THE IMPACT OF VITAMIN C ON DIABETES INDUCED ALTERATIONS AT MURINE NEUROMUSCULAR JUNCTION

Abstract

Physiological functions of skeletal muscle are compromised in diabetes. This may involve free radical mechanisms and may be reversed by antioxidants. We have studied effects of vitamin C on twitch tension, resting membrane potential (RMP) and miniature endplate potentials (MEPPs) frequencies in dorsiflexor muscle of diabetic murine. Forty mice were divided randomly into 2 groups (n=20 each). One group served as control and the other was injected once with streptozotocin (STZ) solution (60 mg/kg, i.p) to induce diabetes. The animals were then divided further into two subgroups (n=10 each). Vitamin C (200 mg/kg, i.p) was administered daily to one control and one diabetic group for three weeks prior to recording day. Experiments were conducted four weeks following diabetes induction. Isometric twitch tension (evoked directly by muscle stimulation and indirectly by nerve stimulation) was measured in urethane anesthetized (2 mg/g, i.p) mice via a transducer connected to computer system.

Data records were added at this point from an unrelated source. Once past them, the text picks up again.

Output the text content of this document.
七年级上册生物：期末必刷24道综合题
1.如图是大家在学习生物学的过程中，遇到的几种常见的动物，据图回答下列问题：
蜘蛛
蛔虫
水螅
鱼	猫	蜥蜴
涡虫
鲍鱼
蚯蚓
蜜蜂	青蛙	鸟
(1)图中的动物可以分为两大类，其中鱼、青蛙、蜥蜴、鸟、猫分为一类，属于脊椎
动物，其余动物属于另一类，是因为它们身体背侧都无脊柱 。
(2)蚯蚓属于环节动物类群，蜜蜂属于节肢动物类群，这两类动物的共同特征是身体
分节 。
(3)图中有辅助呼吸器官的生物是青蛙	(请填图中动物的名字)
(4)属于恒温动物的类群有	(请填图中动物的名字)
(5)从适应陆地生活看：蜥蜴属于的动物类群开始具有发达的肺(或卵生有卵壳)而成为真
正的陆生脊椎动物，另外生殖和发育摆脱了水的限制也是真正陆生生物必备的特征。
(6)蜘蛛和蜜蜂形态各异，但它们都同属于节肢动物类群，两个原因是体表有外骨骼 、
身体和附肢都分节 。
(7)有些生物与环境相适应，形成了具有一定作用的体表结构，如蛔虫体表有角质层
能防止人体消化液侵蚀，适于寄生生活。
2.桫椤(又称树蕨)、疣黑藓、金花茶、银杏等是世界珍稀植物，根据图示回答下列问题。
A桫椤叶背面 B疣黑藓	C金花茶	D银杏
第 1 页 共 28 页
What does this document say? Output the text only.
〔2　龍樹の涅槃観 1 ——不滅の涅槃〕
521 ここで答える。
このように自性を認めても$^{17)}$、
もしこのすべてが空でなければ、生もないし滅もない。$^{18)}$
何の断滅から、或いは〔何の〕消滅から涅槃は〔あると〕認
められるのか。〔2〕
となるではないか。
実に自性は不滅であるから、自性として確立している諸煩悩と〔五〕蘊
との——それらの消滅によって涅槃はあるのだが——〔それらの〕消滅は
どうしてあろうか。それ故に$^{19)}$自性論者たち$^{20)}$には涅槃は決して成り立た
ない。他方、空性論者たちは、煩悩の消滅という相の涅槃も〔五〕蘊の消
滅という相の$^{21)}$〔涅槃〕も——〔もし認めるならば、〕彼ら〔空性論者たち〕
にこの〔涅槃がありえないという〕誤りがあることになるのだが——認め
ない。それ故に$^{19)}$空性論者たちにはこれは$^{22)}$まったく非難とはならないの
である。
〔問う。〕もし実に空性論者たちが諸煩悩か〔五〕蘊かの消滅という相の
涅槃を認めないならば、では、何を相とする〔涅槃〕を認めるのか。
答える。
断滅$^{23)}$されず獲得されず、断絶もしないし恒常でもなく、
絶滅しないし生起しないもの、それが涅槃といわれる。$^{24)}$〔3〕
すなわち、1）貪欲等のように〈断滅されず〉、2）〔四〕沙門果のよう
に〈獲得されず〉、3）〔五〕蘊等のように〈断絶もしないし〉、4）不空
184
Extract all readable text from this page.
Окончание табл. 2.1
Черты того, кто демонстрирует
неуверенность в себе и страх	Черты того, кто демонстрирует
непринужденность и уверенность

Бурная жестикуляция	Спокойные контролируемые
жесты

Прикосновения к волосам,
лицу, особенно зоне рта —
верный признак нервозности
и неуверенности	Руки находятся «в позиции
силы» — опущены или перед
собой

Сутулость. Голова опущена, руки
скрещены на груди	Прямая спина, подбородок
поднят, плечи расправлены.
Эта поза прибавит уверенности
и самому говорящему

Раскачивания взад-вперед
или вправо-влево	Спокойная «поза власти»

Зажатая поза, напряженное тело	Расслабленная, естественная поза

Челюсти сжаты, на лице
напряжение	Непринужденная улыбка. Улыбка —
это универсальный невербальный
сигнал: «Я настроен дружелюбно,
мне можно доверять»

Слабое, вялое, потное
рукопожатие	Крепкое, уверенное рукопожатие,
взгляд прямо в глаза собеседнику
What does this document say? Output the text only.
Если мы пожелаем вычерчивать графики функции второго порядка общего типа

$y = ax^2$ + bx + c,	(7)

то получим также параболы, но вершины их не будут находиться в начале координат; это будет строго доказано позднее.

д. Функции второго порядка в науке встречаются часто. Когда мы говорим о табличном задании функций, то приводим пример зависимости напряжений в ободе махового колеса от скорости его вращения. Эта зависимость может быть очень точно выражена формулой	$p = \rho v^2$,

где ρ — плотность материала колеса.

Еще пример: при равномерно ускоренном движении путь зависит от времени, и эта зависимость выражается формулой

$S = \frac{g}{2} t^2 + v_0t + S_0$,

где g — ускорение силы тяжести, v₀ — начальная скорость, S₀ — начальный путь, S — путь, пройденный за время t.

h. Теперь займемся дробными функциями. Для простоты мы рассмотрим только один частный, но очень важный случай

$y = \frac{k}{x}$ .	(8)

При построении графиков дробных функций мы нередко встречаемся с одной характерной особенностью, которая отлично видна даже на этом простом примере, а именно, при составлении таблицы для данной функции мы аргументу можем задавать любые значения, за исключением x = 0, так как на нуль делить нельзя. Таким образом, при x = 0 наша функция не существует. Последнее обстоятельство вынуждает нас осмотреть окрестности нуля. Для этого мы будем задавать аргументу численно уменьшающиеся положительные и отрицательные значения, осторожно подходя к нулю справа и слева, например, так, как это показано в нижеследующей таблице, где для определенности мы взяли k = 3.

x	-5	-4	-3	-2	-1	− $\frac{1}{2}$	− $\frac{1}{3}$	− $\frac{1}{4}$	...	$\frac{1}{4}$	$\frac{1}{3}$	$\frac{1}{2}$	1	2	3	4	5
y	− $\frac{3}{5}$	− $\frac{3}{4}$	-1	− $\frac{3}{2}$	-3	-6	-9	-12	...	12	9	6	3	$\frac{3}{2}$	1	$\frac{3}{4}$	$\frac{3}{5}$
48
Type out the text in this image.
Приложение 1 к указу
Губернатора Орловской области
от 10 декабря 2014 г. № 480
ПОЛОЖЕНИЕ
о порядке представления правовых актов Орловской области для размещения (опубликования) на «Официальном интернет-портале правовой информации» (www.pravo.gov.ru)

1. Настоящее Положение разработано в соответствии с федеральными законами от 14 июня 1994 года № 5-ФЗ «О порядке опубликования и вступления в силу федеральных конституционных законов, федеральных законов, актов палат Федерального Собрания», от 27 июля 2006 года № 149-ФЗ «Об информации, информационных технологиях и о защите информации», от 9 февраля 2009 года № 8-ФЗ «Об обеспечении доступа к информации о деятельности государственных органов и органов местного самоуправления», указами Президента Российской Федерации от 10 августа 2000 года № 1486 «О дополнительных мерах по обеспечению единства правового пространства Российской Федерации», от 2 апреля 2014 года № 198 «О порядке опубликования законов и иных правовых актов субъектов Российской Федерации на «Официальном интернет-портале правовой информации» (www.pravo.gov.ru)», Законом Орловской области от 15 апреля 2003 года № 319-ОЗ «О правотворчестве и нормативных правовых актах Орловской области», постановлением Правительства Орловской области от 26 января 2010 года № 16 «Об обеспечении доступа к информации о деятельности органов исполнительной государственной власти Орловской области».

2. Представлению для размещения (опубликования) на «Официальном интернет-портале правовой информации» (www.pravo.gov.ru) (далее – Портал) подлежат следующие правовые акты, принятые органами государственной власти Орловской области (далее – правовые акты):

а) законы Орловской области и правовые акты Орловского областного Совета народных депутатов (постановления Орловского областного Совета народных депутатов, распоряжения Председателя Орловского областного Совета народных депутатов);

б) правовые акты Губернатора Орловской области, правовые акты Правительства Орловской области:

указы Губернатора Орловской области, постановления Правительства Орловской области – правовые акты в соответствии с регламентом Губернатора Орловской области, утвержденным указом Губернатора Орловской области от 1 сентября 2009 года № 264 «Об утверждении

Utilizing intracellular recording method, resting membrane potential RMP and MEPPs frequencies were also measured. Compared to control, diabetic mice showed reduced twitch tension (4.2±0.5 g control versus 2.6±0.2 g diabetic) and demonstrated delayed half time of decay. Diabetic flexor muscle also displayed significant reduction in MEPPs frequencies with no changes in RMP. Vitamin C reversed tension reduction in diabetic mice (from 2.6±0.2 g to 3.9±0.3 g), impacted delayed half time of decay and increased MEPPs frequencies. Vitamin C improves diabetes-induced nerve and muscle dysfunction possibly via a free radical scavenging mechanism.